Maksudnya adalah sifat penipuan sebagai tindak pidana ditentukan oleh cara-cara dengan
mana pelaku menggerakkan orang lain untuk menyerahkan barang. Adapun alat-alat
penggerak yang dipergunakan untuk menggerakkan orang lain adalah sebagai berikut:

a. Nama Palsu, dalam hal ini adalah nama yang berlainan dengan nama yang
sebenarnya meskipun perbedaan itu nampaknya kecil. Lain halnya jika si penipu
menggunakan nama orang lain yang sama dengan namanya dengan ia sendiri, maka
ia dapat dipersalahkan melakukan tipu muslihat atau susunan belit dusta.
b. Tipu Muslihat, yang dimaksud dengan tipu muslihat adalah perbuatan-perbuatan
yang dilakukan sedemikian rupa, sehingga perbuatan itu menimbulkan kepercayaan
atau keyakinan atas kebenaran dari sesuatu kepada orang lain. Jika tipu muslihat ini
bukanlah ucapan melainkan perbuatan atau tindakan.
c. Martabat / keadaan Palsu, pemakaian martabat atau keadaan palsu adalah bilamana
seseorang memberikan pernyataan bahwa ia berada dalam suatu keadaan tertentu,
yang mana keadaan itu memberikan hak-hak kepada orang yang ada dalam keadaan
itu.
d. Rangkaian Kebohongan, beberapa kata bohong saja dianggap tidak cukup sebagai
alat penggerak.

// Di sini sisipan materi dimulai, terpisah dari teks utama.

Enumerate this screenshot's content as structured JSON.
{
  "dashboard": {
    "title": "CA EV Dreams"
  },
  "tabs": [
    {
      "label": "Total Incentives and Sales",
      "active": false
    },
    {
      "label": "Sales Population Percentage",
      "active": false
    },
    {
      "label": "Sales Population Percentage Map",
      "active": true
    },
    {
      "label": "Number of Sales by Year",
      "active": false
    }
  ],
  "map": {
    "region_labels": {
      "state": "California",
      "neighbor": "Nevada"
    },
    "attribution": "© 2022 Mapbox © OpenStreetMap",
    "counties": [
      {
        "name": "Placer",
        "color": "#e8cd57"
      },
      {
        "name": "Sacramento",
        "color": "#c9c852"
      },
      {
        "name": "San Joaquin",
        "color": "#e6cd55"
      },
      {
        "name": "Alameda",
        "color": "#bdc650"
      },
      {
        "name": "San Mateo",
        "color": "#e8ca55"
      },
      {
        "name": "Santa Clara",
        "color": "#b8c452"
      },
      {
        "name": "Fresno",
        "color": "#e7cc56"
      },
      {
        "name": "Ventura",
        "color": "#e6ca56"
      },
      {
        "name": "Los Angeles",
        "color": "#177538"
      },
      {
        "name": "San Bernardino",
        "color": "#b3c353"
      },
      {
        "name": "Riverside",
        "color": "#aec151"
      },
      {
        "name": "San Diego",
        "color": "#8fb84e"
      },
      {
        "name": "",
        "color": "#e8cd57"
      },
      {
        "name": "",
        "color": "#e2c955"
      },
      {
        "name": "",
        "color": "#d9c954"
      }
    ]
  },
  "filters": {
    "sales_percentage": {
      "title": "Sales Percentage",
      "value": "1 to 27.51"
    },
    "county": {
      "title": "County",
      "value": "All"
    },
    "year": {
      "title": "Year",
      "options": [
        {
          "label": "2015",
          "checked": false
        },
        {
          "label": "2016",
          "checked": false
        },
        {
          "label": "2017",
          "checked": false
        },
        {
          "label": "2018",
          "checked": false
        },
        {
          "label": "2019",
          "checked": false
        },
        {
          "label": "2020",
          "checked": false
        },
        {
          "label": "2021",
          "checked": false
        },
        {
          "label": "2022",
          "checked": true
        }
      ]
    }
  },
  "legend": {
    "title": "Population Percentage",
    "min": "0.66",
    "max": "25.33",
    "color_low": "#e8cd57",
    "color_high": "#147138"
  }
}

Hal ini dipertegas oleh Hoge Raad dalam arrestnya 8 Maret 1926:
“Terdapat suatu rangkaian kebohongan jika antara berbagai kebohongan itu
terdapat suatu hubungan yang sedemikian rupa dan kebohongan yang satu
melengkapi kebohongan yang lain sehingga mereka secara timbal balik
menimbulkan suatu gambaran palsu seolah-olah merupakan suatu kebenaran”. Jadi
rangkaian kebohongan Itu harus diucapkan secara tersusun, sehingga merupakan
suatu cerita yang dapat diterima secara logis dan benar. Dengan demikian kata yang
satu memperkuat / membenarkan kata orang lain.

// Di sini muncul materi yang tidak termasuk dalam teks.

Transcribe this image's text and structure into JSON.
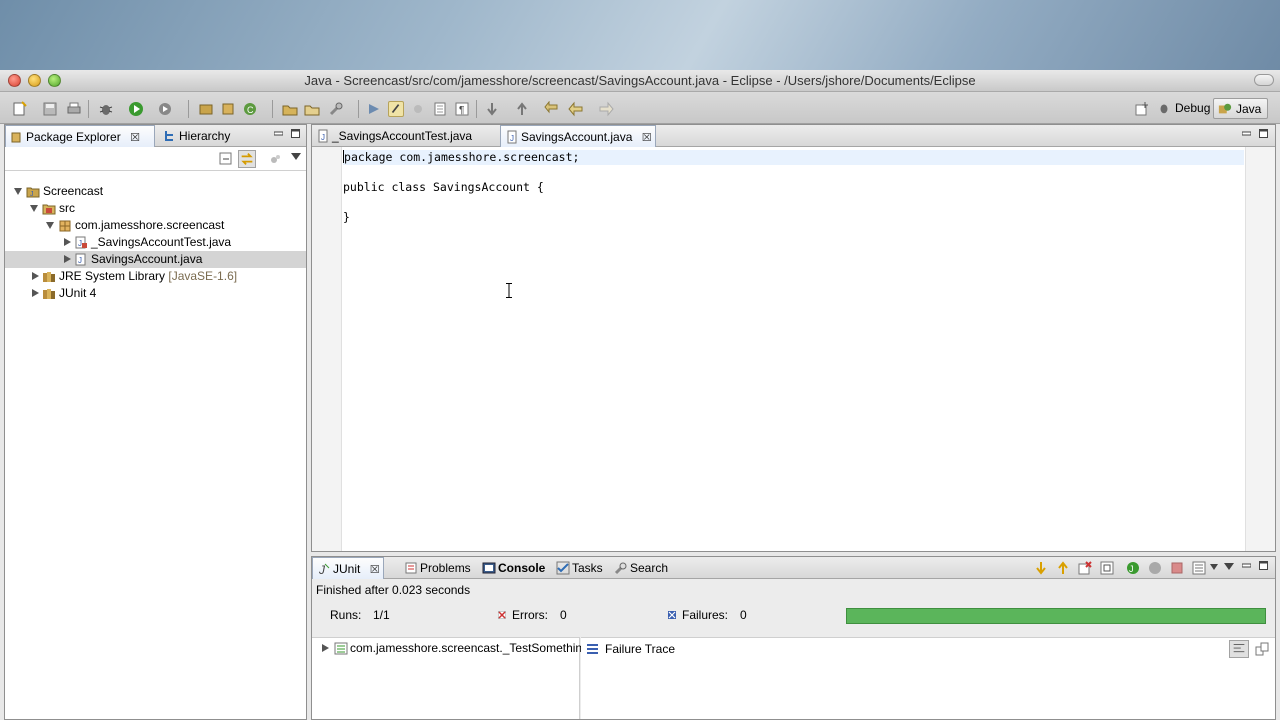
{
  "window": {
    "title": "Java - Screencast/src/com/jamesshore/screencast/SavingsAccount.java - Eclipse - /Users/jshore/Documents/Eclipse"
  },
  "perspectives": {
    "debug_label": "Debug",
    "java_label": "Java"
  },
  "left_panel": {
    "tabs": [
      {
        "label": "Package Explorer"
      },
      {
        "label": "Hierarchy"
      }
    ],
    "tree": [
      {
        "label": "Screencast",
        "icon": "project-icon"
      },
      {
        "label": "src",
        "icon": "source-folder-icon"
      },
      {
        "label": "com.jamesshore.screencast",
        "icon": "package-icon"
      },
      {
        "label": "_SavingsAccountTest.java",
        "icon": "java-file-icon"
      },
      {
        "label": "SavingsAccount.java",
        "icon": "java-file-icon"
      },
      {
        "label": "JRE System Library",
        "suffix": "[JavaSE-1.6]",
        "icon": "library-icon"
      },
      {
        "label": "JUnit 4",
        "icon": "library-icon"
      }
    ]
  },
  "editor": {
    "tabs": [
      {
        "label": "_SavingsAccountTest.java"
      },
      {
        "label": "SavingsAccount.java"
      }
    ],
    "code_lines": [
      "ackage com.jamesshore.screencast;",
      "",
      "public class SavingsAccount {",
      "",
      "}"
    ],
    "first_char": "p"
  },
  "bottom_panel": {
    "tabs": [
      {
        "label": "JUnit"
      },
      {
        "label": "Problems"
      },
      {
        "label": "Console"
      },
      {
        "label": "Tasks"
      },
      {
        "label": "Search"
      }
    ],
    "status": "Finished after 0.023 seconds",
    "runs_label": "Runs:",
    "runs_value": "1/1",
    "errors_label": "Errors:",
    "errors_value": "0",
    "failures_label": "Failures:",
    "failures_value": "0",
    "progress": 1.0,
    "progress_color": "#5bb55b",
    "test_item": "com.jamesshore.screencast._TestSomethin",
    "failure_trace_label": "Failure Trace"
  }
}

e. Menggerakkan orang lain untuk menyerahkan sesuatu barang, atau memberi utang,
atau menghapus utang. Dalam perbuatan menggerakkan orang lain untuk
menyerahkan barang diisyaratkan adanya hubungan kausal antara alat penggerak
dan penyerahan barang. Hal ini dipertegas oleh Hoge Raad dalam arrestnya Tanggal
25 Agustus 1923: “Harus terdapat suatu hubungan sebab musabab antara upaya
yang digunakan dengan penyerahan yang dimaksud dari itu. Penyerahan suatu
barang yang terjadi sebagai akibat penggunaan ala-talat penggerak dipandang
belum cukup terbukti tanpa menguraikan pengaruh yang ditimbulkan karena
dipergunakannya alat-alat tersebut menciptakan suatu situasi yang tepat untuk
menyesatkan seseorang yang normal, sehingga orang tersebut terpedaya karenanya,
alat-alat penggerak itu harus menimbulkan dorongan dalam jiwa seseorang sehingga
orang tersebut menyerahkan sesuatu barang.”